世代が上がるに連れて、BCR-ABLチロシンキナーゼに親和性が高くなり、阻害作用が増加します。

 

1.「×」ニロチニブとテルミサルタンを併用しても問題がないので、テルミサルタンからアムロジピンへの変更を提案しなくてもよいと考えます。

テルミサルタン(ミカルディス):AT1受容体遮断薬(ARB)

アムロジピン(アムロジン・ノルバスク):Ca拮抗薬

 

 

2.「×」ニロチニブとプラバスタチンを併用しても問題がないので、プラバスタチンからシンバスタチンへの変更を提案しなくてもよいと考えます。

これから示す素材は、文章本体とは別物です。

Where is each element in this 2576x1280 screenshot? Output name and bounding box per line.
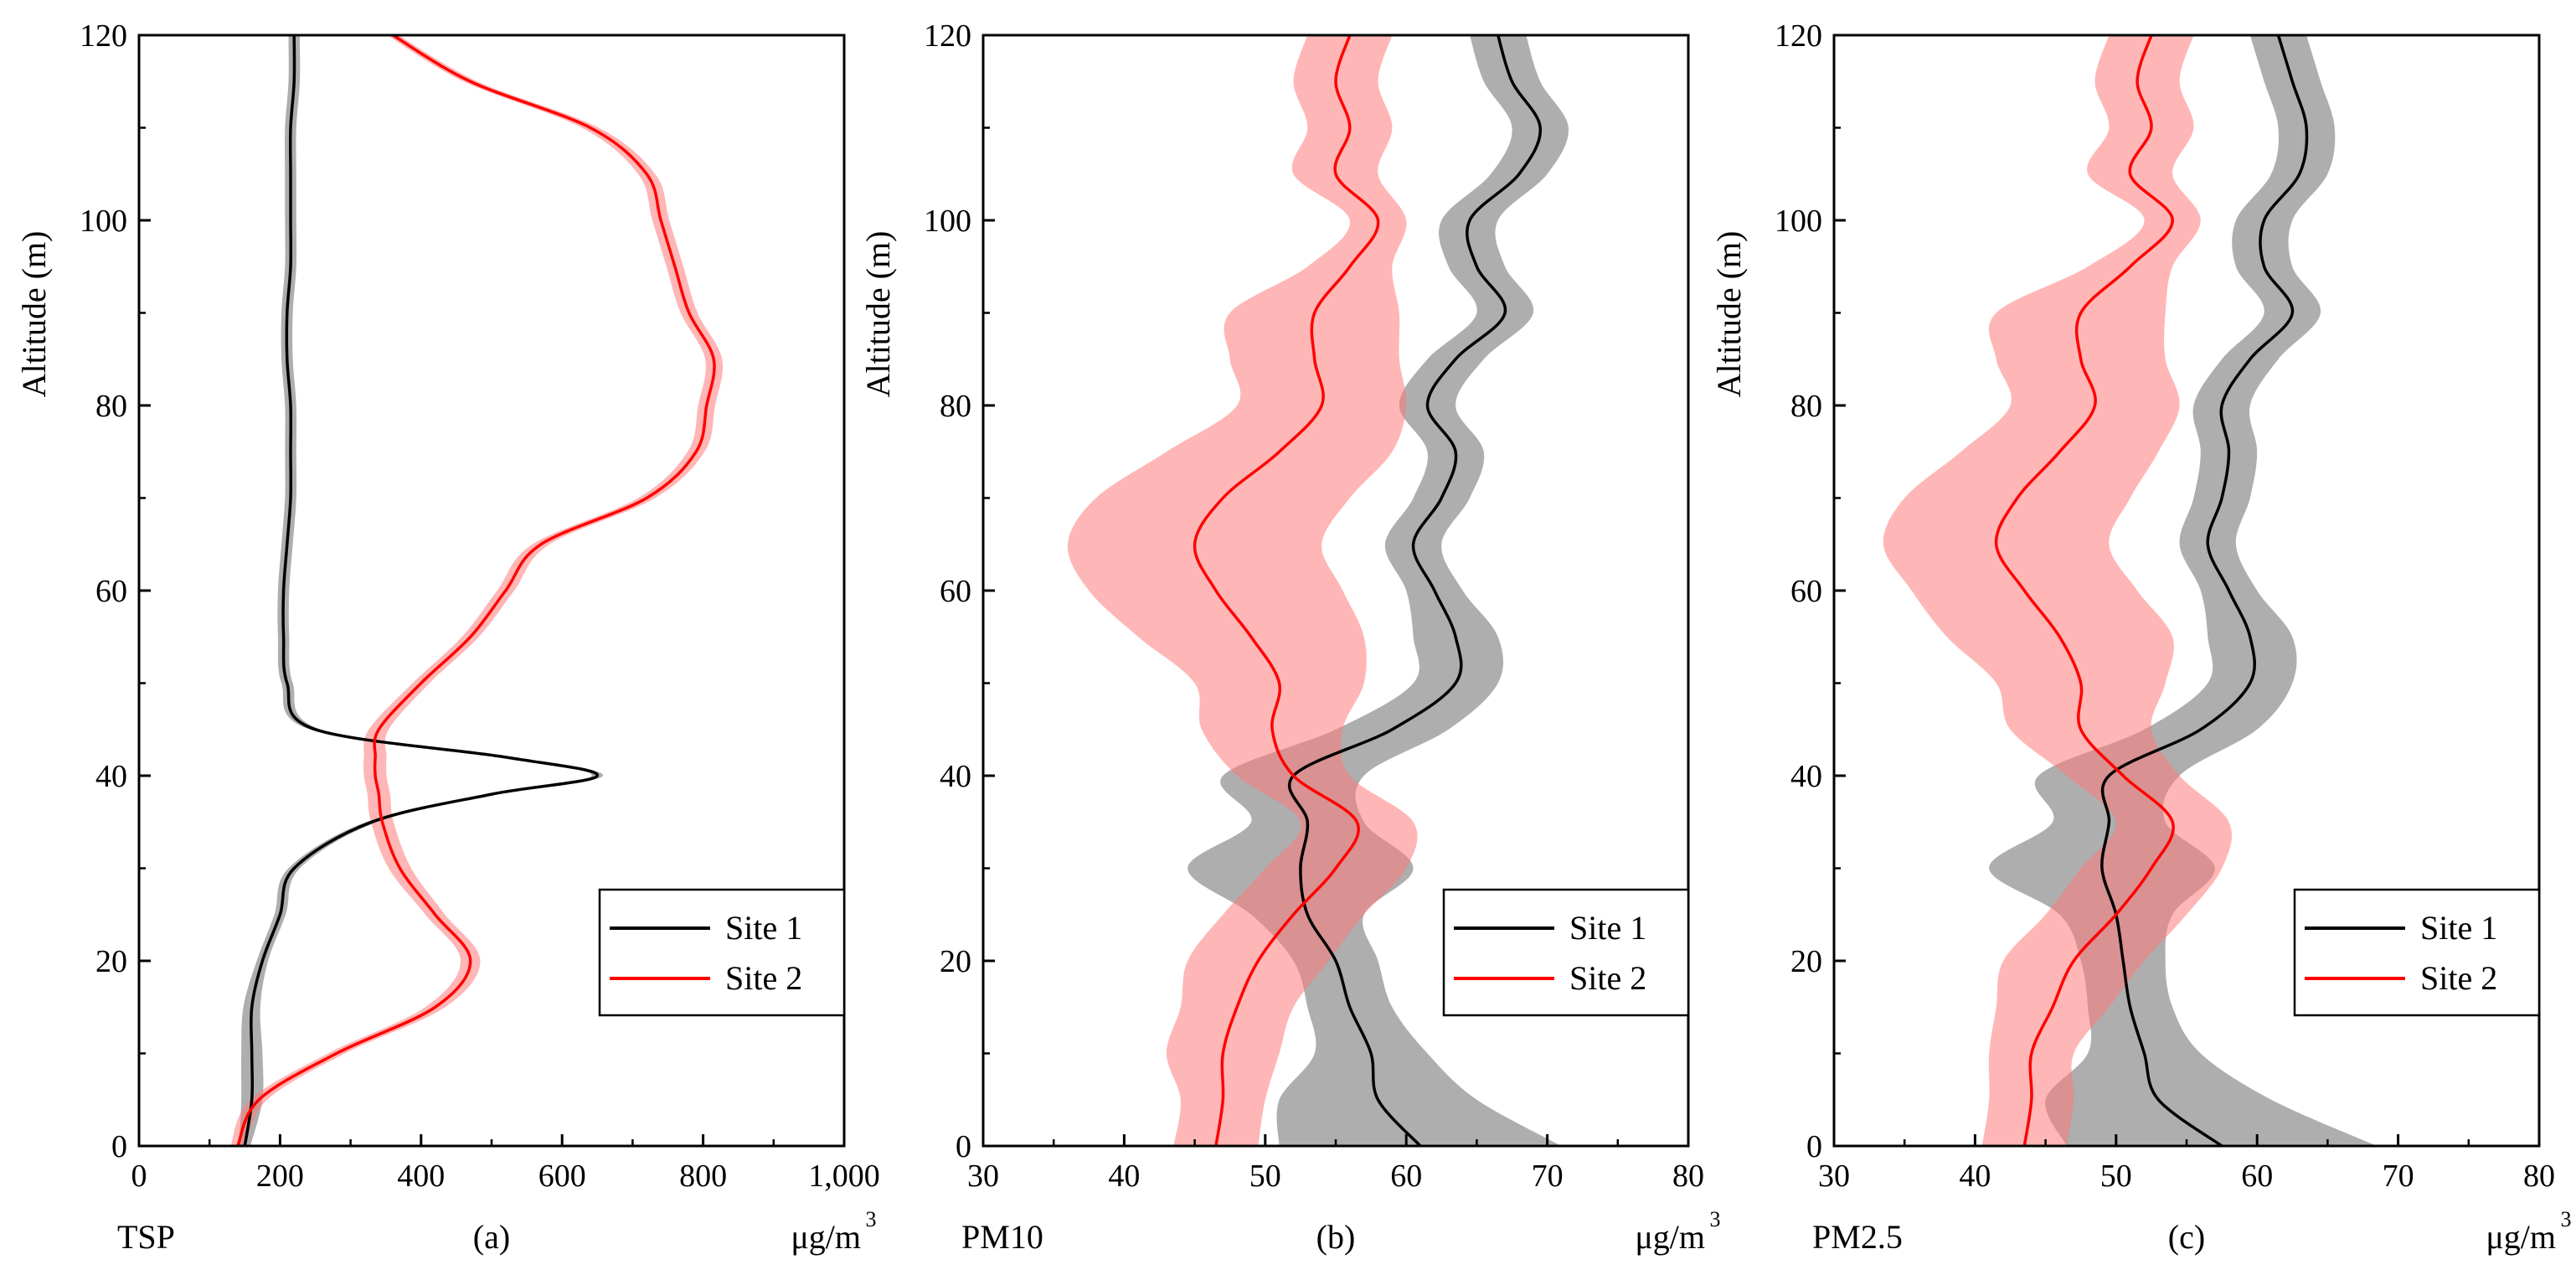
chart-panel-1: 30 40 50 60 70 80 0 20 40 60 80 100 120 Altitude (m) P… bbox=[859, 18, 1721, 1256]
legend-label-site-1: Site 1 bbox=[2420, 909, 2497, 947]
series-2-line bbox=[236, 35, 716, 1146]
unit-label: μg/m bbox=[791, 1218, 861, 1256]
panel-label: (a) bbox=[473, 1218, 510, 1256]
unit-exponent: 3 bbox=[866, 1207, 877, 1231]
legend: Site 1 Site 2 bbox=[1442, 888, 1690, 1017]
x-tick-label: 50 bbox=[1249, 1159, 1281, 1194]
x-tick-label: 70 bbox=[1532, 1159, 1564, 1194]
plot-area bbox=[1883, 35, 2378, 1146]
x-tick-label: 800 bbox=[679, 1159, 727, 1194]
y-tick-label: 40 bbox=[940, 759, 971, 794]
legend-label-site-2: Site 2 bbox=[1569, 959, 1646, 997]
chart-panel-2: 30 40 50 60 70 80 0 20 40 60 80 100 120 Altitude (m) P… bbox=[1710, 18, 2572, 1256]
y-tick-label: 60 bbox=[95, 574, 127, 609]
series-1-line bbox=[243, 35, 599, 1146]
x-tick-label: 70 bbox=[2383, 1159, 2414, 1194]
x-tick-label: 80 bbox=[1672, 1159, 1704, 1194]
y-tick-label: 120 bbox=[924, 18, 971, 54]
pollutant-label: TSP bbox=[117, 1218, 175, 1256]
legend-label-site-1: Site 1 bbox=[725, 909, 802, 947]
y-tick-label: 100 bbox=[1775, 204, 1822, 239]
y-tick-label: 0 bbox=[1806, 1129, 1822, 1164]
y-tick-label: 60 bbox=[1790, 574, 1822, 609]
unit-exponent: 3 bbox=[2561, 1207, 2572, 1231]
y-axis-label: Altitude (m) bbox=[1710, 231, 1748, 398]
y-tick-label: 20 bbox=[1790, 944, 1822, 979]
chart-panel-0: 0 200 400 600 800 1,000 0 20 40 60 80 100 120 Altitud… bbox=[15, 18, 880, 1256]
y-axis-label: Altitude (m) bbox=[859, 231, 897, 398]
y-tick-label: 40 bbox=[1790, 759, 1822, 794]
legend-box bbox=[598, 888, 846, 1017]
legend-label-site-2: Site 2 bbox=[2420, 959, 2497, 997]
x-tick-label: 600 bbox=[538, 1159, 586, 1194]
y-tick-label: 20 bbox=[95, 944, 127, 979]
y-tick-label: 80 bbox=[1790, 389, 1822, 424]
y-tick-label: 40 bbox=[95, 759, 127, 794]
x-tick-label: 40 bbox=[1108, 1159, 1140, 1194]
legend: Site 1 Site 2 bbox=[598, 888, 846, 1017]
pollutant-label: PM2.5 bbox=[1812, 1218, 1903, 1256]
x-tick-label: 60 bbox=[1390, 1159, 1422, 1194]
y-tick-label: 80 bbox=[95, 389, 127, 424]
y-tick-label: 60 bbox=[940, 574, 971, 609]
plot-area bbox=[230, 35, 724, 1146]
x-tick-label: 40 bbox=[1959, 1159, 1991, 1194]
y-tick-label: 120 bbox=[80, 18, 127, 54]
y-tick-label: 100 bbox=[80, 204, 127, 239]
unit-label: μg/m bbox=[1635, 1218, 1705, 1256]
series-1-band bbox=[239, 35, 604, 1146]
pollutant-label: PM10 bbox=[961, 1218, 1043, 1256]
y-tick-label: 100 bbox=[924, 204, 971, 239]
series-1-line bbox=[1287, 35, 1542, 1146]
x-tick-label: 50 bbox=[2100, 1159, 2132, 1194]
legend: Site 1 Site 2 bbox=[2293, 888, 2541, 1017]
y-tick-label: 120 bbox=[1775, 18, 1822, 54]
y-axis-label: Altitude (m) bbox=[15, 231, 53, 398]
series-2-band bbox=[1883, 35, 2232, 1146]
y-tick-label: 20 bbox=[940, 944, 971, 979]
panel-label: (c) bbox=[2168, 1218, 2205, 1256]
legend-box bbox=[2293, 888, 2541, 1017]
unit-label: μg/m bbox=[2486, 1218, 2556, 1256]
x-tick-label: 30 bbox=[967, 1159, 999, 1194]
panel-label: (b) bbox=[1316, 1218, 1356, 1256]
legend-box bbox=[1442, 888, 1690, 1017]
y-tick-label: 80 bbox=[940, 389, 971, 424]
x-tick-label: 1,000 bbox=[808, 1159, 880, 1194]
x-tick-label: 200 bbox=[256, 1159, 304, 1194]
x-tick-label: 80 bbox=[2523, 1159, 2555, 1194]
unit-exponent: 3 bbox=[1710, 1207, 1721, 1231]
x-tick-label: 0 bbox=[131, 1159, 147, 1194]
series-2-line bbox=[1193, 35, 1380, 1146]
series-1-line bbox=[2100, 35, 2309, 1146]
series-2-line bbox=[1994, 35, 2175, 1146]
x-tick-label: 60 bbox=[2241, 1159, 2273, 1194]
x-tick-label: 30 bbox=[1818, 1159, 1850, 1194]
series-2-band bbox=[1067, 35, 1418, 1146]
y-tick-label: 0 bbox=[111, 1129, 127, 1164]
plot-area bbox=[1067, 35, 1569, 1146]
x-tick-label: 400 bbox=[397, 1159, 445, 1194]
legend-label-site-2: Site 2 bbox=[725, 959, 802, 997]
legend-label-site-1: Site 1 bbox=[1569, 909, 1646, 947]
y-tick-label: 0 bbox=[956, 1129, 971, 1164]
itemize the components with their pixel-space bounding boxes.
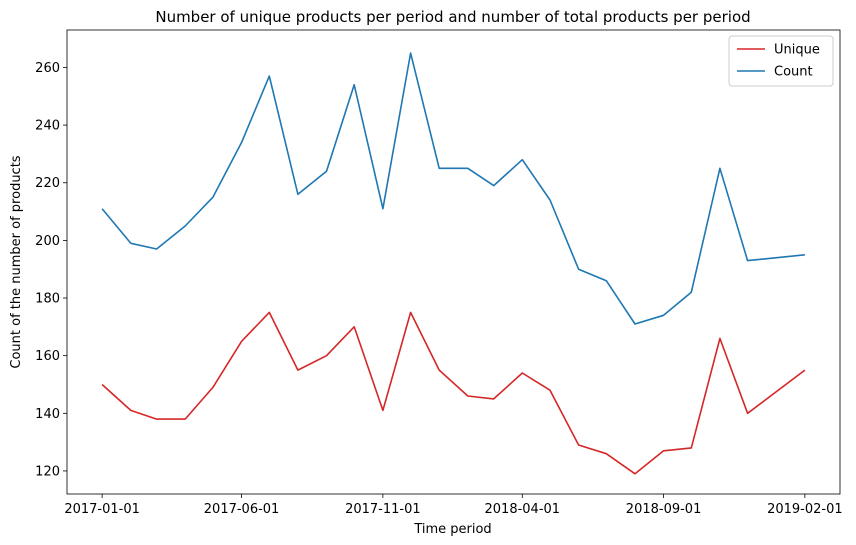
legend-label-count: Count	[774, 65, 813, 80]
y-tick-label: 180	[35, 292, 60, 307]
legend: Unique Count	[728, 35, 834, 87]
series-line-unique	[101, 311, 806, 475]
y-axis-label: Count of the number of products	[9, 155, 24, 368]
y-tick-label: 200	[35, 234, 60, 249]
y-tick-label: 220	[35, 176, 60, 191]
x-axis-label: Time period	[413, 522, 491, 537]
x-tick-label: 2018-09-01	[626, 502, 702, 517]
y-tick-label: 240	[35, 119, 60, 134]
x-tick-label: 2017-01-01	[64, 502, 140, 517]
y-tick-label: 120	[35, 464, 60, 479]
x-tick-label: 2017-11-01	[345, 502, 421, 517]
series-line-count	[101, 52, 805, 325]
y-tick-label: 260	[35, 61, 60, 76]
x-tick-label: 2018-04-01	[485, 502, 561, 517]
legend-label-unique: Unique	[774, 43, 820, 58]
axes-frame	[66, 29, 841, 495]
plot-area: 120 140 160 180 200 220 240 260 2017-01-01 2017-0…	[35, 29, 843, 517]
x-tick-label: 2017-06-01	[204, 502, 280, 517]
x-tick-label: 2019-02-01	[767, 502, 843, 517]
y-tick-label: 160	[35, 349, 60, 364]
chart-title: Number of unique products per period and…	[155, 8, 750, 26]
y-tick-label: 140	[35, 407, 60, 422]
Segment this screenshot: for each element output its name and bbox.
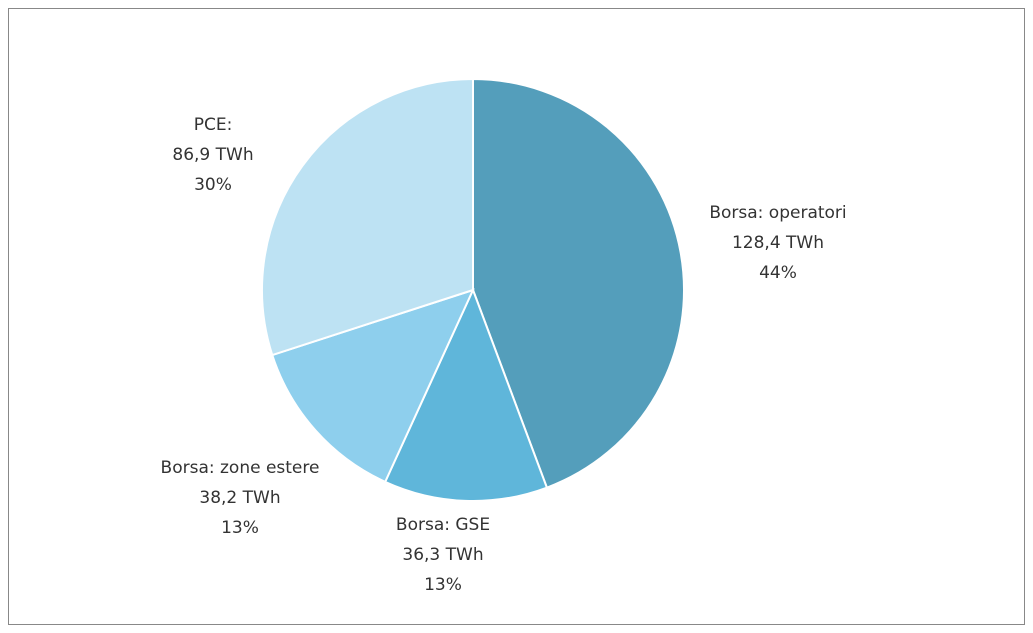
percent-label: 30% (194, 175, 232, 195)
pie-slice (472, 77, 685, 489)
slice-label: Borsa: operatori (709, 203, 846, 223)
value-label: 36,3 TWh (402, 545, 483, 565)
pie-slice (383, 287, 549, 502)
percent-label: 13% (424, 575, 462, 595)
slice-label: Borsa: zone estere (161, 458, 320, 478)
pie-slice (261, 77, 474, 357)
value-label: 38,2 TWh (199, 488, 280, 508)
percent-label: 13% (221, 518, 259, 538)
value-label: 128,4 TWh (732, 233, 824, 253)
pie-slice (271, 288, 475, 484)
slice-label: Borsa: GSE (396, 515, 490, 535)
value-label: 86,9 TWh (172, 145, 253, 165)
slice-label: PCE: (194, 115, 233, 135)
percent-label: 44% (759, 263, 797, 283)
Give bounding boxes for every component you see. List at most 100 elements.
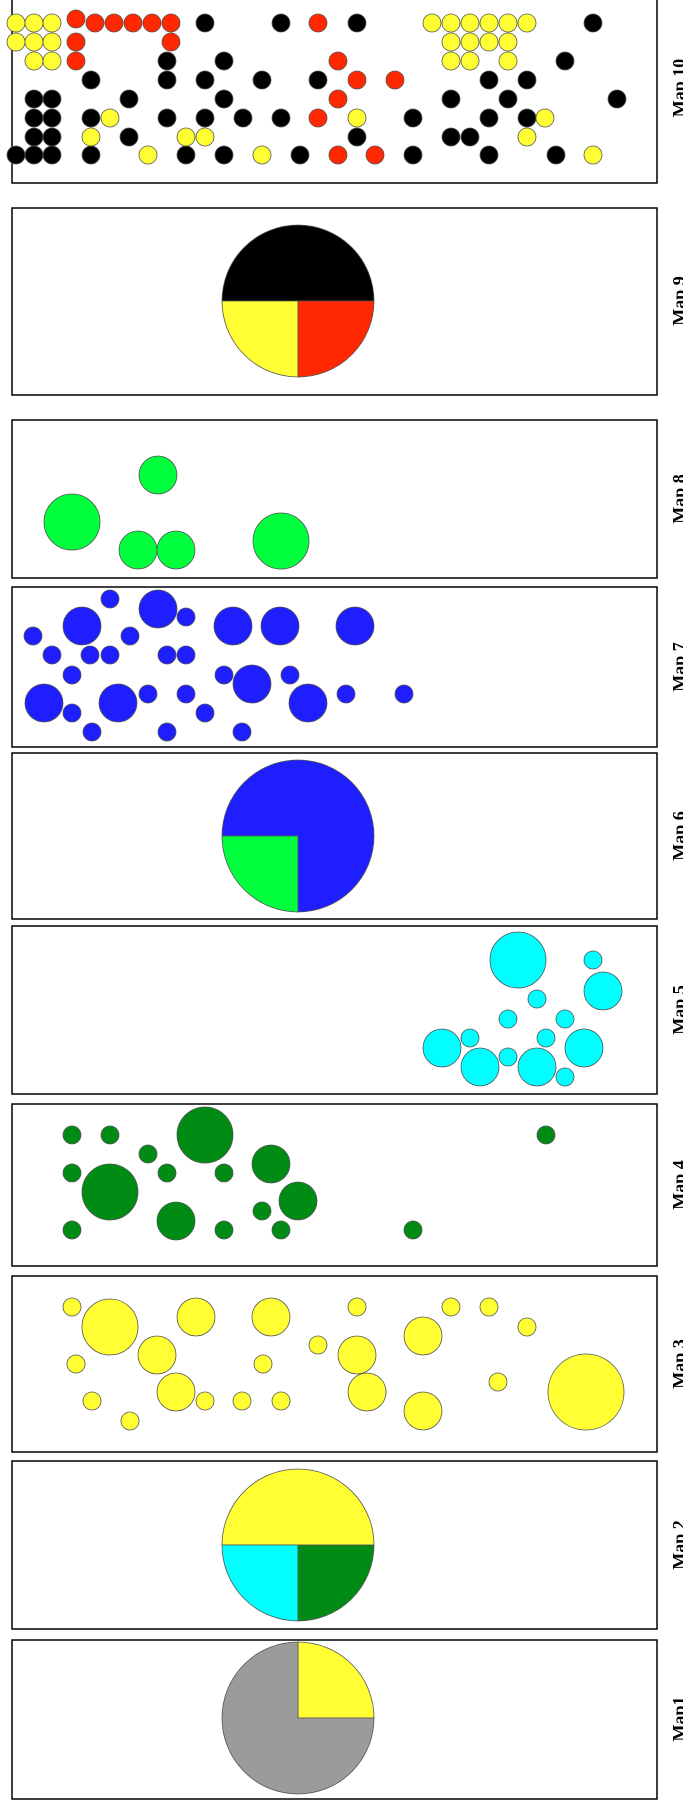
map5-point [583,950,603,970]
map10-point-black [42,127,62,147]
map10-point-red [328,145,348,165]
map10-point-red [385,70,405,90]
map10-point-black [252,70,272,90]
map5-point [422,1028,462,1068]
map10-point-red [66,51,86,71]
map8-frame [11,419,658,579]
map3-point [253,1354,273,1374]
map10-point-yellow [517,127,537,147]
map10-point-black [517,108,537,128]
map10-frame [11,0,658,184]
map9-slice-red [297,300,375,378]
map7-point [157,722,177,742]
map2-label: Map 2 [669,1520,683,1570]
map3-point [547,1353,625,1431]
map10-point-black [24,145,44,165]
map8-label: Map 8 [669,474,683,524]
map10-point-black [441,127,461,147]
map9-frame [11,207,658,396]
map10-point-black [271,108,291,128]
map7-point [280,665,300,685]
map10-point-yellow [479,32,499,52]
map10-point-red [142,13,162,33]
map10-point-black [290,145,310,165]
map1-slice-yellow [297,1641,375,1719]
map7-point [157,645,177,665]
map10-point-black [479,108,499,128]
map4-point [156,1201,196,1241]
map10-point-black [403,145,423,165]
map7-label: Map 7 [669,642,683,692]
map10-point-black [24,108,44,128]
map5-point [498,1009,518,1029]
map3-point [517,1317,537,1337]
map3-point [137,1335,177,1375]
map10-point-black [6,145,26,165]
map6-slice-blue [221,759,375,913]
map6-frame [11,752,658,920]
map6-label: Map 6 [669,811,683,861]
map4-point [536,1125,556,1145]
map10-point-black [81,145,101,165]
map2-slice-yellow [221,1468,375,1546]
map10-point-black [195,13,215,33]
map3-point [441,1297,461,1317]
map10-point-black [42,108,62,128]
map10-point-yellow [42,51,62,71]
map10-point-yellow [441,51,461,71]
map7-point [394,684,414,704]
map7-point [195,703,215,723]
map7-point [176,645,196,665]
map4-point [62,1220,82,1240]
map8-point [156,530,196,570]
map3-point [81,1298,139,1356]
map10-point-black [233,108,253,128]
map10-point-red [308,108,328,128]
map4-point [214,1163,234,1183]
map3-label: Map 3 [669,1339,683,1389]
map10-point-black [195,70,215,90]
map2-slice-green [297,1544,375,1622]
map10-point-black [81,70,101,90]
map10-point-yellow [6,32,26,52]
map5-point [527,989,547,1009]
map3-point [195,1391,215,1411]
map1-frame [11,1639,658,1800]
map7-point [232,722,252,742]
map10-point-yellow [498,32,518,52]
map10-point-black [42,89,62,109]
map10-point-yellow [24,51,44,71]
map10-point-yellow [6,13,26,33]
map10-point-black [583,13,603,33]
map3-point [82,1391,102,1411]
map2-slice-cyan [221,1544,299,1622]
map10-point-yellow [347,108,367,128]
map10-point-black [214,145,234,165]
map5-point [583,971,623,1011]
map2-frame [11,1460,658,1630]
map10-point-black [157,70,177,90]
map4-point [278,1181,318,1221]
map9-slice-yellow [221,300,299,378]
map4-point [62,1125,82,1145]
map6-slice-green [221,835,299,913]
map3-point [66,1354,86,1374]
map4-point [62,1163,82,1183]
map10-point-black [81,108,101,128]
map10-point-red [66,32,86,52]
map10-point-black [42,145,62,165]
map4-point [271,1220,291,1240]
map8-point [138,455,178,495]
map10-point-black [176,145,196,165]
map10-point-red [161,13,181,33]
map10-point-yellow [441,13,461,33]
map7-point [80,645,100,665]
map10-point-black [157,108,177,128]
map10-point-black [441,89,461,109]
maps-drawing [6,9,627,1795]
map4-point [214,1220,234,1240]
map10-point-yellow [498,51,518,71]
map10-point-black [308,70,328,90]
map10-point-black [214,51,234,71]
map10-point-black [119,127,139,147]
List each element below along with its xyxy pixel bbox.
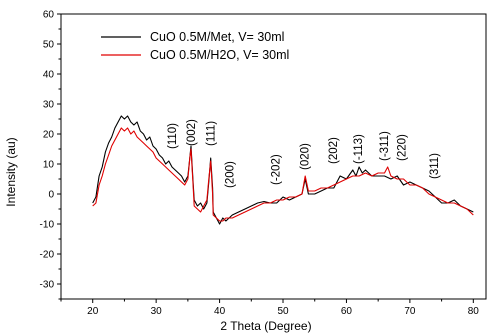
y-tick-label: 20	[43, 130, 55, 141]
y-tick-label: 30	[43, 100, 55, 111]
y-tick-label: 60	[43, 10, 55, 21]
peak-label: (-113)	[353, 134, 365, 164]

プラバスタチン(メバロチン):HMG-CoA還元酵素阻害薬

シンバスタチン(リポバス):HMG-CoA還元酵素阻害薬

 

 

3.「〇」ニロチニブは、食後に服用すると吸収がよくなり、血中濃度が増加することがあります。食事の影響を避けるために、食事の1時間以上前or食後2時間以降に服用します。

 

 

4.「×」ニロチニブは、塩基性薬剤なので、胃内のpHが上昇すると溶解度が低下するため、吸収が低下します。そのため、ファモチジンからエソメプラゾールへの変更は提案しません。

ファモチジン(ガスター):H2受容体拮抗薬

エソメプラゾール(ネキシウム):プロトンポンプ阻害薬(PPI)

 

 

5.「〇」ニロチニブは、QT間隔の延長がおこることがあるので、投与前・投与中に適宜、心電図検査を行います。